His arrival at the Rochester Raging Rhinos in 1998 marked a significant step forward. That year he allowed only thirteen goals in twenty-six regular season games, an average of extraordinary stinginess, and was named the A-League Goalkeeper of the Year. He helped Rochester win the A-League title in 1998, and the following year, in 1999, the Rhinos made history by becoming the only lower-league club to win the U.S. Open Cup since Major League Soccer's founding, a landmark achievement for American soccer outside the top division. Onstad was named to the All-League second team that year.

In 1999, the Scottish club Dundee United signed Onstad for the 1999-2000 and 2000-2001 seasons, a move that represented a rare transatlantic journey for a North American goalkeeper of his generation. The experience proved frustrating rather than fulfilling: as third-string goalkeeper behind Alan Combe and Paul Gallacher, Onstad did not play a single minute with Dundee United's first team. He returned to Rochester in 2001, though a wrist injury kept him largely sidelined that year, before rebounding with strong form the following season.

The defining chapter of his playing career began on March 13, 2003, when the San Jose Earthquakes signed him as a discovery player to replace Joe Cannon. The Earthquakes, coached by Frank Yallop, were one of the strongest clubs in MLS, and Onstad proved an ideal fit. He helped lead San Jose to the 2003 MLS Cup, their second championship in three years, and won the MLS Goalkeeper of the Year Award. In 2005, he supported the Earthquakes to an undefeated home record, the first time any MLS team had achieved that, and the club won the MLS Supporters' Shield that year. He won a second MLS Goalkeeper of the Year Award and was named to the MLS Best XI in both 2003 and 2005.

When the San Jose franchise relocated to Houston for the 2006 season, Onstad moved with his teammates and became a founding member of the Houston Dynamo, playing every minute of the regular season in that inaugural year and contributing to what would become another championship club. He retired on December 21, 2010, after Houston declined his contract option and he went unselected in the MLS Re-Entry Draft.
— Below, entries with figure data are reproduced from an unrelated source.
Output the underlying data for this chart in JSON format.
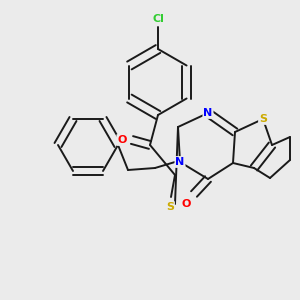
{
  "bg_color": "#ebebeb",
  "bond_color": "#1a1a1a",
  "bond_width": 1.4,
  "atom_colors": {
    "Cl": "#32cd32",
    "O": "#ff0000",
    "S": "#ccaa00",
    "N": "#0000ff"
  },
  "atom_fontsizes": {
    "Cl": 8,
    "O": 8,
    "S": 8,
    "N": 8
  },
  "figsize": [
    3.0,
    3.0
  ],
  "dpi": 100,
  "xlim": [
    0,
    300
  ],
  "ylim": [
    0,
    300
  ]
}
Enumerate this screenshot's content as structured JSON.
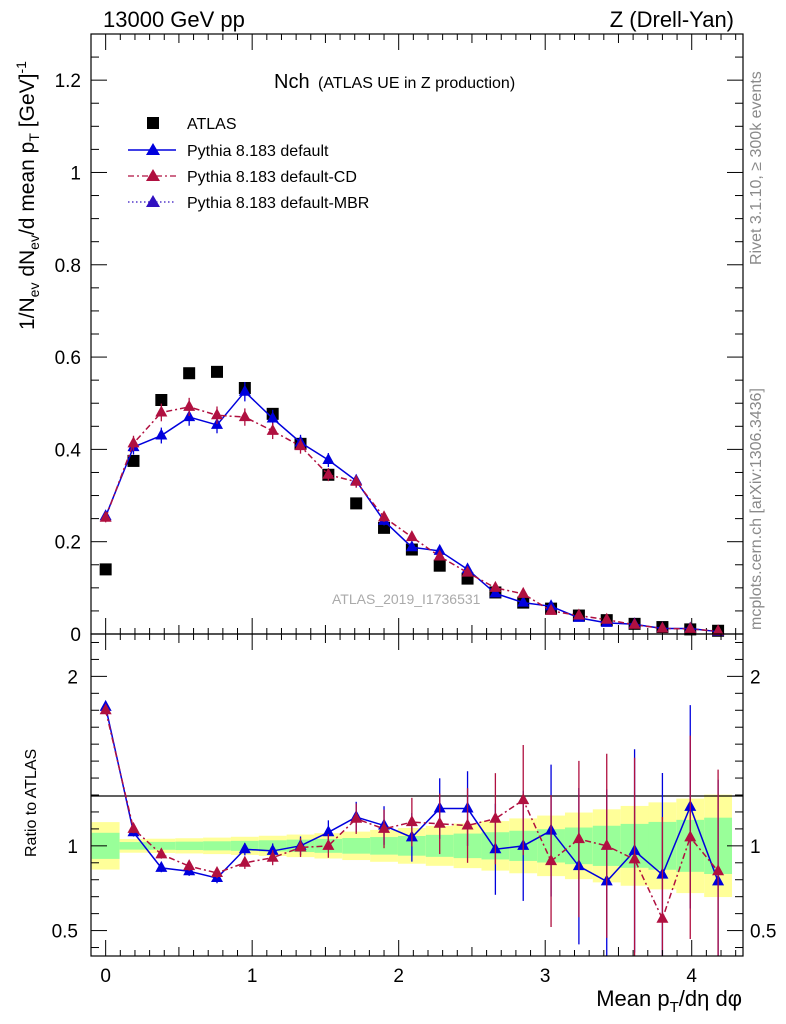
{
  "header": {
    "left": "13000 GeV pp",
    "right": "Z (Drell-Yan)"
  },
  "side_labels": {
    "rivet": "Rivet 3.1.10, ≥ 300k events",
    "mcplots": "mcplots.cern.ch [arXiv:1306.3436]"
  },
  "chart_data": {
    "type": "scatter",
    "title": "Nch",
    "subtitle": "(ATLAS UE in Z production)",
    "watermark": "ATLAS_2019_I1736531",
    "xlabel": "Mean p_T/dη dφ",
    "ylabel": "1/N_ev dN_ev/d mean p_T [GeV]^-1",
    "ratio_ylabel": "Ratio to ATLAS",
    "xlim": [
      -0.1,
      4.35
    ],
    "ylim": [
      0,
      1.3
    ],
    "ratio_ylim": [
      0.35,
      2.25
    ],
    "x_ticks": [
      "0",
      "1",
      "2",
      "3",
      "4"
    ],
    "y_ticks": [
      "0",
      "0.2",
      "0.4",
      "0.6",
      "0.8",
      "1",
      "1.2"
    ],
    "ratio_ticks": [
      "0.5",
      "1",
      "2"
    ],
    "x": [
      0.0,
      0.19,
      0.38,
      0.57,
      0.76,
      0.95,
      1.14,
      1.33,
      1.52,
      1.71,
      1.9,
      2.09,
      2.28,
      2.47,
      2.66,
      2.85,
      3.04,
      3.23,
      3.42,
      3.61,
      3.8,
      3.99,
      4.18
    ],
    "atlas": [
      0.14,
      0.375,
      0.507,
      0.565,
      0.568,
      0.533,
      0.477,
      0.412,
      0.345,
      0.283,
      0.23,
      0.183,
      0.148,
      0.12,
      0.09,
      0.068,
      0.055,
      0.04,
      0.03,
      0.022,
      0.015,
      0.01,
      0.007
    ],
    "series": [
      {
        "name": "Pythia 8.183 default",
        "color": "#0000dd",
        "style": "solid",
        "values": [
          0.255,
          0.405,
          0.43,
          0.47,
          0.453,
          0.525,
          0.467,
          0.415,
          0.377,
          0.332,
          0.245,
          0.188,
          0.18,
          0.14,
          0.088,
          0.068,
          0.06,
          0.035,
          0.024,
          0.021,
          0.012,
          0.012,
          0.005
        ],
        "ratio": [
          1.82,
          1.08,
          0.87,
          0.85,
          0.81,
          0.98,
          0.97,
          1.0,
          1.08,
          1.17,
          1.12,
          1.05,
          1.22,
          1.22,
          0.98,
          1.0,
          1.09,
          0.88,
          0.79,
          0.97,
          0.83,
          1.23,
          0.79
        ]
      },
      {
        "name": "Pythia 8.183 default-CD",
        "color": "#b01040",
        "style": "dashdot",
        "values": [
          0.252,
          0.413,
          0.48,
          0.492,
          0.474,
          0.47,
          0.44,
          0.407,
          0.345,
          0.33,
          0.253,
          0.21,
          0.168,
          0.133,
          0.1,
          0.087,
          0.05,
          0.04,
          0.031,
          0.02,
          0.012,
          0.011,
          0.006
        ],
        "ratio": [
          1.8,
          1.1,
          0.95,
          0.88,
          0.84,
          0.9,
          0.93,
          0.99,
          1.0,
          1.16,
          1.1,
          1.14,
          1.13,
          1.12,
          1.16,
          1.27,
          0.91,
          1.04,
          1.0,
          0.92,
          0.57,
          1.05,
          0.85
        ]
      },
      {
        "name": "Pythia 8.183 default-MBR",
        "color": "#3010c0",
        "style": "dotted",
        "values": [],
        "ratio": []
      }
    ],
    "legend": [
      "ATLAS",
      "Pythia 8.183 default",
      "Pythia 8.183 default-CD",
      "Pythia 8.183 default-MBR"
    ],
    "legend_position": "top-left"
  }
}
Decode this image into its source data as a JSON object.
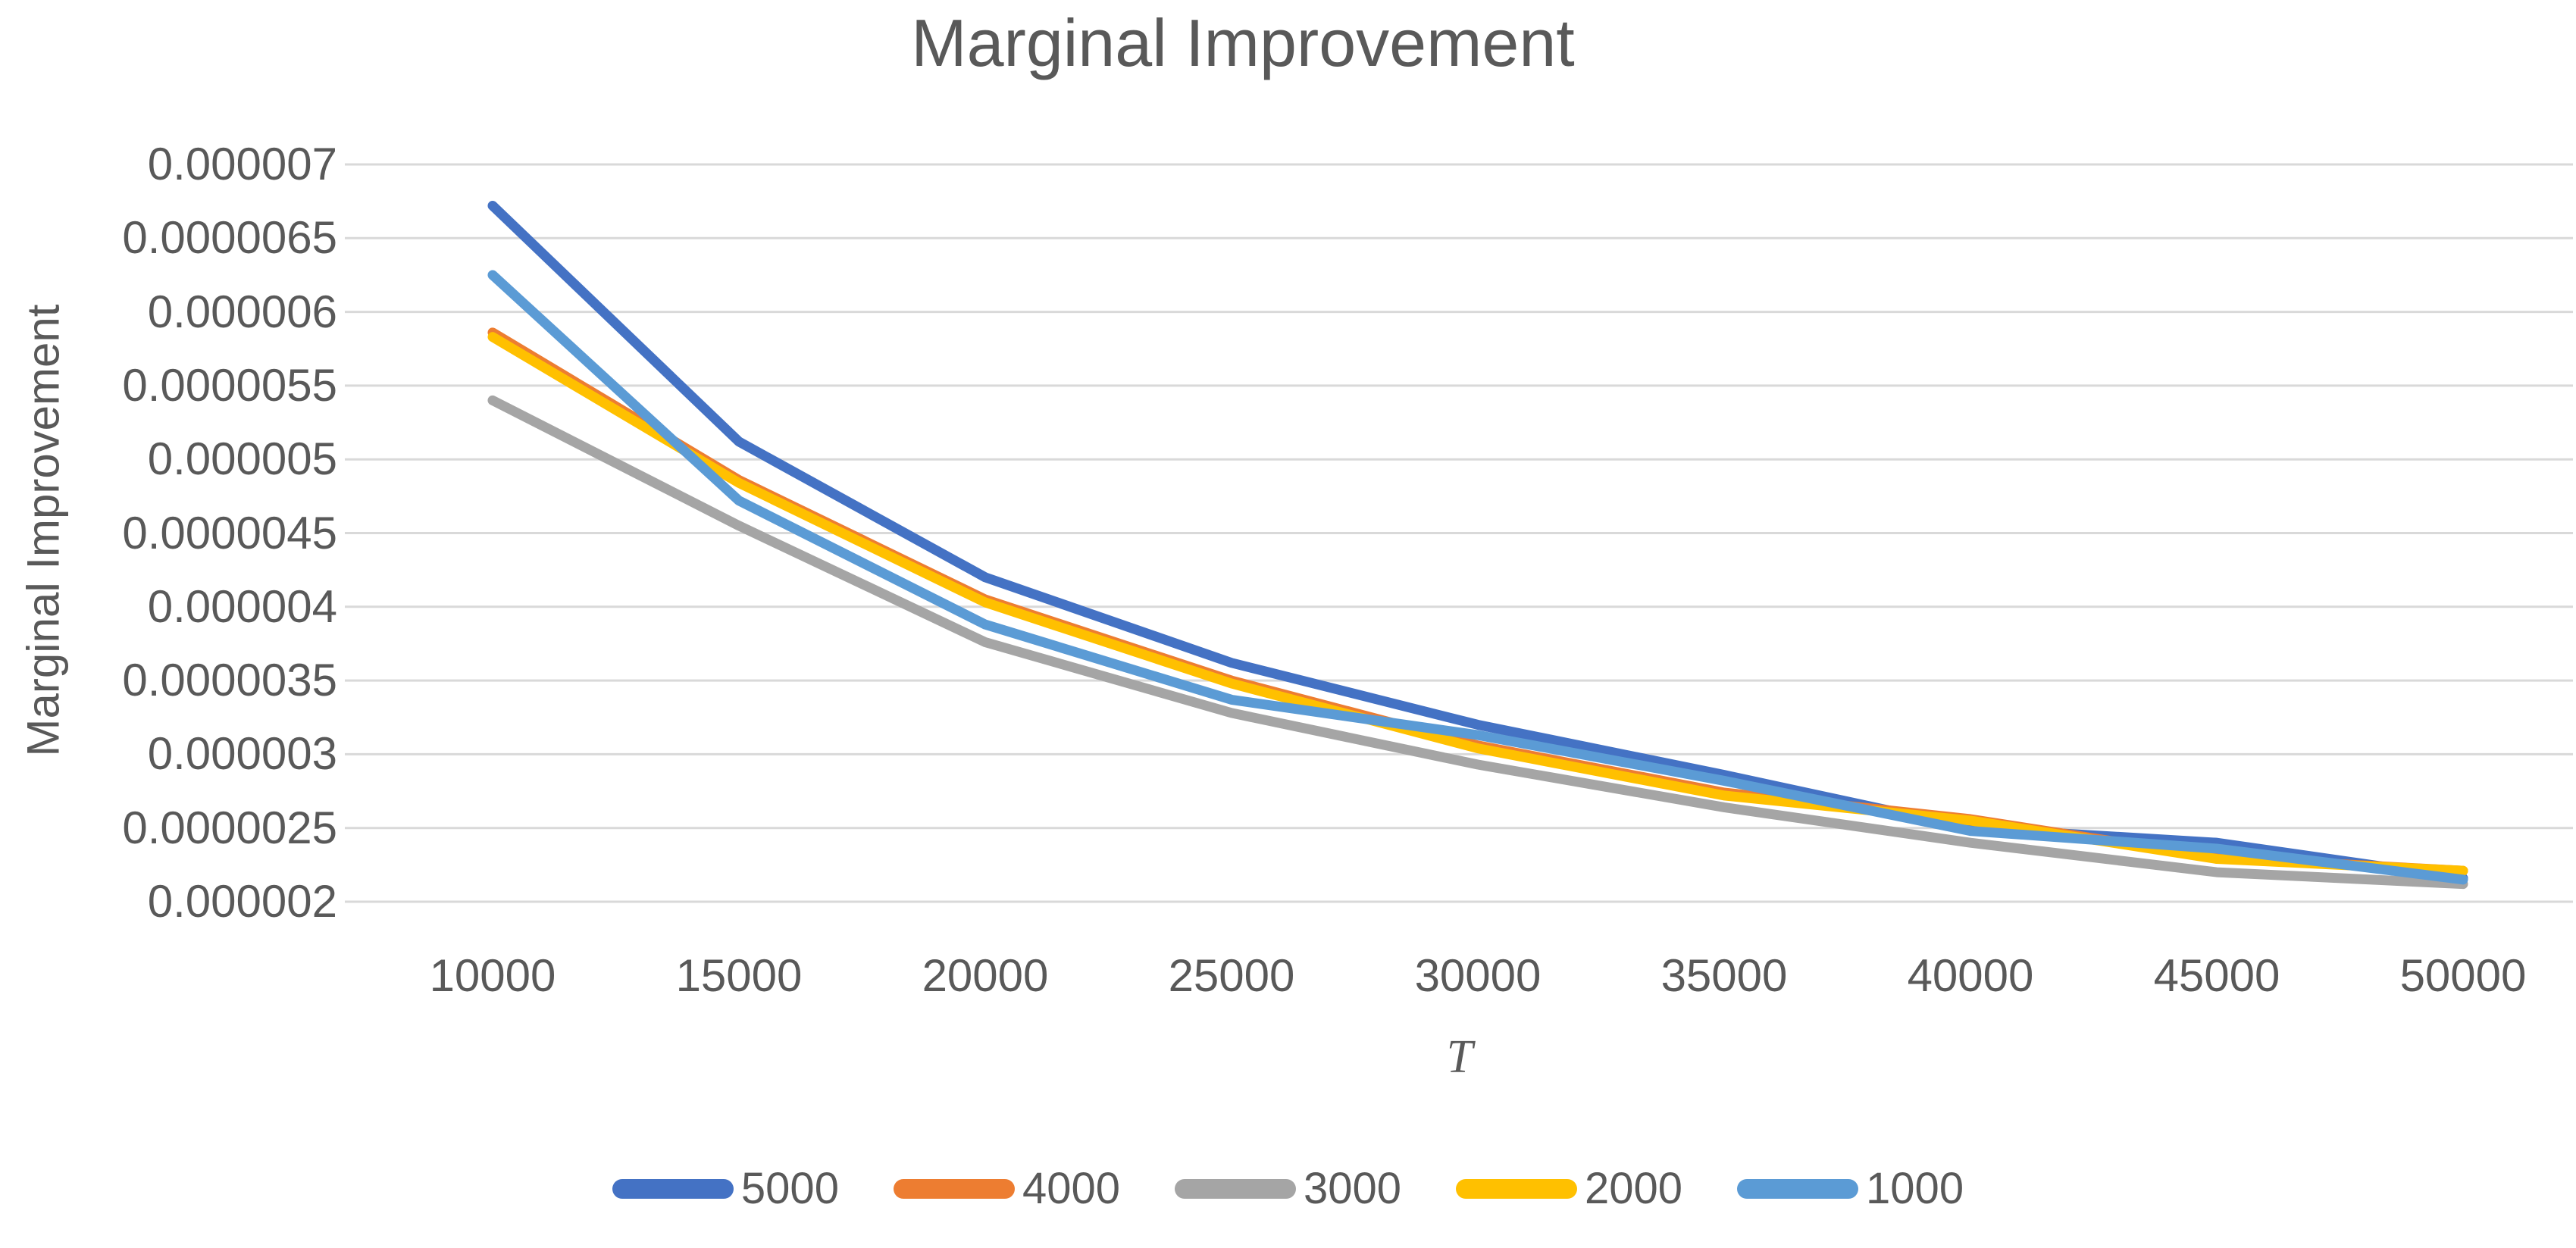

His international record for Canada was equally distinguished: he made his senior debut on February 18, 1988, against Bermuda, and went on to play sixty games over a twenty-two-year international career. His final appearance came in a friendly against Argentina on May 24, 2010, when at forty-two years and one hundred and thirty-one days old he became the oldest player ever to represent Canada, surpassing the record set by David Norman in 1994. After retirement, Onstad transitioned to management, eventually serving as General Manager of the Houston Dynamo and being inducted into the Canadian Soccer Hall of Fame in November 2015.